A South African Airways (SAA) aircraft is seen parked on the tarmac at Cape Town International Airport in Cape Town, South Africa, November 14, 2019. REUTERS

The South African government told specialists appointed to try to save struggling carrier South African Airways (SAA) that it was not able to give additional funds for rescue efforts.

FILE PHOTO: Passengers board a South African Airways plane at the Port Elizabeth International Airport in the Eastern Cape province, South Africa, September 30, 2018. REUTERS

State-owned SAA entered a form of bankruptcy protection in December and is fighting for its survival after suspending a large number of domestic and international flights over the global coronavirus pandemic.

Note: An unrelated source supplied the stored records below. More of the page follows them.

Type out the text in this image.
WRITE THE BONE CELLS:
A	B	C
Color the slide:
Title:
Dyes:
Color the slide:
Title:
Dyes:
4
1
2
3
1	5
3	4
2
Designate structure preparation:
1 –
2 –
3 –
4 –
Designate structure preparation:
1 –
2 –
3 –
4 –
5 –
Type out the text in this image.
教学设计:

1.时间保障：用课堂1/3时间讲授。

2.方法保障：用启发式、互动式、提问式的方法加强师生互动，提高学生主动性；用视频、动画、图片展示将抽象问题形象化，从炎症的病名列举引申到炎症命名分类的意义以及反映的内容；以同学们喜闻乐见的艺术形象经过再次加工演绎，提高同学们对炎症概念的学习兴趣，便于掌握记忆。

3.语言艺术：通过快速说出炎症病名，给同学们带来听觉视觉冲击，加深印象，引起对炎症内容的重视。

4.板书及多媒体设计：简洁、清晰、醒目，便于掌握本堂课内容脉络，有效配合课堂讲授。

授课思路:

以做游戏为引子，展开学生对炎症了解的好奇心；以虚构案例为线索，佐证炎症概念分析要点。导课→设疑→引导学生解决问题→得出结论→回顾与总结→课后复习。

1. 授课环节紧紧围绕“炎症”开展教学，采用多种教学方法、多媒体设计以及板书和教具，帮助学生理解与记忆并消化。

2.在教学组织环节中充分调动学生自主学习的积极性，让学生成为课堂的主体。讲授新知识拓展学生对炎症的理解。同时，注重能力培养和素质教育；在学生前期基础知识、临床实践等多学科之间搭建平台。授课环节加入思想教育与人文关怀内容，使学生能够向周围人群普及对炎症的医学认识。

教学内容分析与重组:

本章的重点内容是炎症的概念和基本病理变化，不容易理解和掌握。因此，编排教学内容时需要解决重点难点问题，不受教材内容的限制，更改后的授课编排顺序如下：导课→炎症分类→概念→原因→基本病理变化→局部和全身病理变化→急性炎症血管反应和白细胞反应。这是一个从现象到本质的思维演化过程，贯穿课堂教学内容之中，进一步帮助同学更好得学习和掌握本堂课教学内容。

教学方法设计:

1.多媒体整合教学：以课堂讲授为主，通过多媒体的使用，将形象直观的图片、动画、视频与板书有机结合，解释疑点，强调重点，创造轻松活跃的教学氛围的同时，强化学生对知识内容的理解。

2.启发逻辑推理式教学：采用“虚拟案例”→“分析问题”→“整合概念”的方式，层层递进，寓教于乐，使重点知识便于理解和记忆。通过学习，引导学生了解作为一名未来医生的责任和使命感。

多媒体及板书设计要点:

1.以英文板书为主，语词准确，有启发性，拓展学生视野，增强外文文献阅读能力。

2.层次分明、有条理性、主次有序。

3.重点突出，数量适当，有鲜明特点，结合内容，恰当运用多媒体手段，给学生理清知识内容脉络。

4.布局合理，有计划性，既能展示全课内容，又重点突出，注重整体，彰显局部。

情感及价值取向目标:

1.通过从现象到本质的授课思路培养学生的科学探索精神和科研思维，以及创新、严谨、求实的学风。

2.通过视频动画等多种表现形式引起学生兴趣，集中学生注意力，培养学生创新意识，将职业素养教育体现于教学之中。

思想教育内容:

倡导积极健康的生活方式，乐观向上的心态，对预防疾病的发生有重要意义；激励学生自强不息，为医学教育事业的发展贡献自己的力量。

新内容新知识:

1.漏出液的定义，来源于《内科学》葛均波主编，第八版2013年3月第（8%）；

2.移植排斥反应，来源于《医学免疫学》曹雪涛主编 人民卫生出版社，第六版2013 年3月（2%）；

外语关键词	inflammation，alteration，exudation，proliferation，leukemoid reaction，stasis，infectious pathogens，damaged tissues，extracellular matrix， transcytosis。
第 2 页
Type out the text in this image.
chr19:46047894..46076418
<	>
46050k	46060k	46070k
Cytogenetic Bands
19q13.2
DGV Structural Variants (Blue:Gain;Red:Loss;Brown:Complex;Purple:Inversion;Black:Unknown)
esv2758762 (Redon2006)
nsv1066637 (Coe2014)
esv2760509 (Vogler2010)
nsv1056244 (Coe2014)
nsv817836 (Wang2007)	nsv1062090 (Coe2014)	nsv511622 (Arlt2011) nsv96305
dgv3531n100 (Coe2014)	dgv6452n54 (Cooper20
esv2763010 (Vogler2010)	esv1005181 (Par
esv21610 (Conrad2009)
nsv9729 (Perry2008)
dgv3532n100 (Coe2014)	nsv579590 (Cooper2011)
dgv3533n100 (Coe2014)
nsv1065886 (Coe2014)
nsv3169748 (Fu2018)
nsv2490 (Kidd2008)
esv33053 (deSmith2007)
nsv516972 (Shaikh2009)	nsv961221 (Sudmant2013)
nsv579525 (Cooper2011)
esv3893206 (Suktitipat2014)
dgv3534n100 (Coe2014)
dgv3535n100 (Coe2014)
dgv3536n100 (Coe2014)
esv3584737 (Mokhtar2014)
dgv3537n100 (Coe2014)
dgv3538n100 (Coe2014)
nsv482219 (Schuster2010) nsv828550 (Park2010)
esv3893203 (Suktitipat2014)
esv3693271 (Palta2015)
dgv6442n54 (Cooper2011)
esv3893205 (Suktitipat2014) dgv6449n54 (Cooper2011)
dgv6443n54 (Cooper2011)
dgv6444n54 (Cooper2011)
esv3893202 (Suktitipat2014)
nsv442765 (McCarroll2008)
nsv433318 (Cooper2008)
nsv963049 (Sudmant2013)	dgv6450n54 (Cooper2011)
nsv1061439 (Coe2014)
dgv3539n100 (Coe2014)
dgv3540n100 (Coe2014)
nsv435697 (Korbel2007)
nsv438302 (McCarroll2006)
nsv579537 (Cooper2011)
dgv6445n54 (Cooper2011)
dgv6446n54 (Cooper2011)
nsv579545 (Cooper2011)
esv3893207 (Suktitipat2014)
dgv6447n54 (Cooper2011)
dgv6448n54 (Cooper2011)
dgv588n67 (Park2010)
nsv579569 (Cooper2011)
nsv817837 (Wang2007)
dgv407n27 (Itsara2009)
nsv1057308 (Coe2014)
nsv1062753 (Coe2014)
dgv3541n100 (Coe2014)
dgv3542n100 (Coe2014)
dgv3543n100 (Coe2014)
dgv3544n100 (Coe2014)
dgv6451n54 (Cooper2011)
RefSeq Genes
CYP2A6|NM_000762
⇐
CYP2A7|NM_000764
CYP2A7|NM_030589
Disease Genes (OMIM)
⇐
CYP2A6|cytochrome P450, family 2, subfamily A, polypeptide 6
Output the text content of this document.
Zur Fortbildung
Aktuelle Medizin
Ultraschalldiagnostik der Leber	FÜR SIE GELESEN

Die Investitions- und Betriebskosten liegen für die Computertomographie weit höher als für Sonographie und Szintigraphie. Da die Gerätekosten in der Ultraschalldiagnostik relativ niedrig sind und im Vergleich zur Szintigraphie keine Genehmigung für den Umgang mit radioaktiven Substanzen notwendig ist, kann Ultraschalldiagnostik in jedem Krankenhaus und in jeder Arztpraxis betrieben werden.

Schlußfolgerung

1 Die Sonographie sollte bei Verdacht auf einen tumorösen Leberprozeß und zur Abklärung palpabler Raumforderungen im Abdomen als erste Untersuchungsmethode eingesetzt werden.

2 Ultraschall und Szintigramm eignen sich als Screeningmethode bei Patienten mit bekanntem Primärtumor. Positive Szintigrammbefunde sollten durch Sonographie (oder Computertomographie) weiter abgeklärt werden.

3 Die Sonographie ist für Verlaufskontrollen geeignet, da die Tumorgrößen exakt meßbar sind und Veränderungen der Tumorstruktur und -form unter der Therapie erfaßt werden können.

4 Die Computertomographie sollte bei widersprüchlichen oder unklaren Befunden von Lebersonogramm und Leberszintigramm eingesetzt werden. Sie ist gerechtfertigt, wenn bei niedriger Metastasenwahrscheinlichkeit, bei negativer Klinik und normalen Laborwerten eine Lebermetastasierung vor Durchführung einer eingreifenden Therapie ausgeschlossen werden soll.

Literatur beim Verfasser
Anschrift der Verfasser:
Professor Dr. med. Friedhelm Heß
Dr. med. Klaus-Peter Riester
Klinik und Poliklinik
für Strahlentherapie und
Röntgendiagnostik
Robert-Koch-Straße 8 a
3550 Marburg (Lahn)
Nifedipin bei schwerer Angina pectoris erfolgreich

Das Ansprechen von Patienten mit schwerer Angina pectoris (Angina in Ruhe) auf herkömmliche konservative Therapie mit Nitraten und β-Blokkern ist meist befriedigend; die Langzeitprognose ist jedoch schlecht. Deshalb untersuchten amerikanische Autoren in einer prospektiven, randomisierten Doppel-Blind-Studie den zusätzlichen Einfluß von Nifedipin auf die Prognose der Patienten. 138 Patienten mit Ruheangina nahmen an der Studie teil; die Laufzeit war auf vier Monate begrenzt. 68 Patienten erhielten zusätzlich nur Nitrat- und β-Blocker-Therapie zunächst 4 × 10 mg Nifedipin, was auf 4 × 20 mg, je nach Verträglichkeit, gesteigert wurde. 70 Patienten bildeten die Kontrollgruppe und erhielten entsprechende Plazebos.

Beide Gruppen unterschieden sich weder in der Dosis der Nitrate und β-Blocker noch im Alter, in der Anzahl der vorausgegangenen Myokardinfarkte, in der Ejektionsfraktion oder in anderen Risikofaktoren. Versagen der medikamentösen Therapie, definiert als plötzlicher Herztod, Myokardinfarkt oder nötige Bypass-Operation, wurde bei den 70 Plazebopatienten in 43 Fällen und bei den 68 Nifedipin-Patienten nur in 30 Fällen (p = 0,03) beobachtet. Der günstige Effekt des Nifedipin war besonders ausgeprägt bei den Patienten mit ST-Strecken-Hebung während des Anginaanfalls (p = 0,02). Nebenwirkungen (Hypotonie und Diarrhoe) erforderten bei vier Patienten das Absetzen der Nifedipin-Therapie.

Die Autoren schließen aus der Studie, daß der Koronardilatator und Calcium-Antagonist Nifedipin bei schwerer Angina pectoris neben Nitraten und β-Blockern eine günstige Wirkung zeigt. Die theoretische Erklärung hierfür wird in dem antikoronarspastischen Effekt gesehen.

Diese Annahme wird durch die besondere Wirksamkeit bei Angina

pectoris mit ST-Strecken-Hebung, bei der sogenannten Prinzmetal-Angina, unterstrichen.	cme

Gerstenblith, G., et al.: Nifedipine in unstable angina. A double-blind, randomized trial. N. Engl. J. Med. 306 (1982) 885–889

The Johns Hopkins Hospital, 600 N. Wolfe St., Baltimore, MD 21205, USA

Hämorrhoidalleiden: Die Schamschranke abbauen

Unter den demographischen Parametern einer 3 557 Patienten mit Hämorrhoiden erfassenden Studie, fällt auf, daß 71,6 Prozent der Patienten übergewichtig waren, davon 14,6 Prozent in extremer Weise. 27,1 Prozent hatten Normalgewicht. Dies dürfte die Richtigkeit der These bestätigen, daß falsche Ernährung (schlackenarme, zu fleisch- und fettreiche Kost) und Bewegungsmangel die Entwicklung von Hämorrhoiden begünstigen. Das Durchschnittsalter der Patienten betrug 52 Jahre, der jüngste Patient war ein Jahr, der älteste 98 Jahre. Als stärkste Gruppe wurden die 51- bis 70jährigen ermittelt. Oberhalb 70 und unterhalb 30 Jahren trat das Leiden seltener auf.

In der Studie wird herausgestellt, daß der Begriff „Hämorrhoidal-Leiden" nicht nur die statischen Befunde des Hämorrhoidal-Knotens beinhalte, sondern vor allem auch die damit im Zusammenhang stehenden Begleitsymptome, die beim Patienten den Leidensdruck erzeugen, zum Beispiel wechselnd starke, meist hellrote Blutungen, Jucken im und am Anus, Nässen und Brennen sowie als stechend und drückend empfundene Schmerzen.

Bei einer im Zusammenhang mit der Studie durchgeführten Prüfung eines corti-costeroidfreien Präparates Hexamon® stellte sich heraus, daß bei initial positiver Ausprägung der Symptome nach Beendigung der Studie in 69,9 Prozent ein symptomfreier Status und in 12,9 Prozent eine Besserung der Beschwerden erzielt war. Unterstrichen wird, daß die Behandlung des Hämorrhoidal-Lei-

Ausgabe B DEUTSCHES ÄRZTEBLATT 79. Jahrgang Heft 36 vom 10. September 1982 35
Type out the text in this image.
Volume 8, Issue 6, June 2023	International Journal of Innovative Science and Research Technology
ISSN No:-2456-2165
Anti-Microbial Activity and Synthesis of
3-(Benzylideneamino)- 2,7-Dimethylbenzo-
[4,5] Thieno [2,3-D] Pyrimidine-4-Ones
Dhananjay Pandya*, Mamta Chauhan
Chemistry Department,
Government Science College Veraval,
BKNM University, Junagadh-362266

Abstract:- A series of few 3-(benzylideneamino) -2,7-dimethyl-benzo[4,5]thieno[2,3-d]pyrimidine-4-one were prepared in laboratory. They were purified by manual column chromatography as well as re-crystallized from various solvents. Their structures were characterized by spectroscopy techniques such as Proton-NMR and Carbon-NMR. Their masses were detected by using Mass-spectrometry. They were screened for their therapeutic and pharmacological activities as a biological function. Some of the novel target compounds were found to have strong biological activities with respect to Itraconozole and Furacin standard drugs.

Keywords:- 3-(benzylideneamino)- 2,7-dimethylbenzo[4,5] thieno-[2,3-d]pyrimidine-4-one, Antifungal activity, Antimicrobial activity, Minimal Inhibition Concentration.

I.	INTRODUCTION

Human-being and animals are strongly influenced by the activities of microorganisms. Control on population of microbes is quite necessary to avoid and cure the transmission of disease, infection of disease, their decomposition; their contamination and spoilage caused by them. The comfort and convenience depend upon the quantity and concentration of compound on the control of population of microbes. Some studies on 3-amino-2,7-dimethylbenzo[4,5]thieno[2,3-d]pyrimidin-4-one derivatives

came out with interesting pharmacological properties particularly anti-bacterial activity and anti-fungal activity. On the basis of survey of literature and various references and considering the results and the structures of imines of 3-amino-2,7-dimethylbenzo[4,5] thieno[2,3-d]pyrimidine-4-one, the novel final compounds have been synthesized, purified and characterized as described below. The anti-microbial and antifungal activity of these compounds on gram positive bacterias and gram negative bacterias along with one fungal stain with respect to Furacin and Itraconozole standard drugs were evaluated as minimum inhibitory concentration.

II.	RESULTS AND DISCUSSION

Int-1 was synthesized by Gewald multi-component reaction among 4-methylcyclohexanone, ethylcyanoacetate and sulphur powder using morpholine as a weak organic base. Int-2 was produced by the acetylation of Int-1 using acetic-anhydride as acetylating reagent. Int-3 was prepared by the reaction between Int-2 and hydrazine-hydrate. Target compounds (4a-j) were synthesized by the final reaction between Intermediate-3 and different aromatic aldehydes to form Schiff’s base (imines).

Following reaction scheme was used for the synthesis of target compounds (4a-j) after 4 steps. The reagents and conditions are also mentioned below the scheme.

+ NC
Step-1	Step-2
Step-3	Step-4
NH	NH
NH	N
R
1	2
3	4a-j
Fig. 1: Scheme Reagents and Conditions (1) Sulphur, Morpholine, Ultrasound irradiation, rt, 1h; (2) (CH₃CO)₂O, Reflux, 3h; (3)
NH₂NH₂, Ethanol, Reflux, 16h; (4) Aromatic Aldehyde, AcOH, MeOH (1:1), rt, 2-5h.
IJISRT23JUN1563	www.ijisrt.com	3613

SAA’s business rescue team said in a letter to affected parties on Tuesday: “On 14 April 2020, the business rescue practitioners received a response from government … that government is unable to provide additional funding to sustain the business rescue process.”

“Neither will lending guarantees be provided in respect of the business rescue process,” the letter from rescue experts Les Matuson and Siviwe Dongwana added, saying they were still assessing the impact of the development on the business rescue process.

SAA, which has not turned a profit since 2011, has been a consistent drain on public resources in a country with huge poverty and unemployment.

It has received more than 20 billion rand ($1.1 billion) in bailouts in the past three years.

The public enterprises ministry said in a statement it was still exploring options for SAA.

A copy of Finance Minister Tito Mboweni’s speaking notes, circulated by the National Treasury during a briefing earlier on Tuesday, said part of the government’s fiscal response to the COVID-19 crisis included closing SAA.

Mboweni declined to elaborate when questioned by reporters.

SAA’s rescue practitioners have been consulting trade unions for weeks on potential job cuts.

Last month they warned that without drastic measures the airline’s “situation will deteriorate to such an extent that it will threaten the very likelihood of the company being rescued.”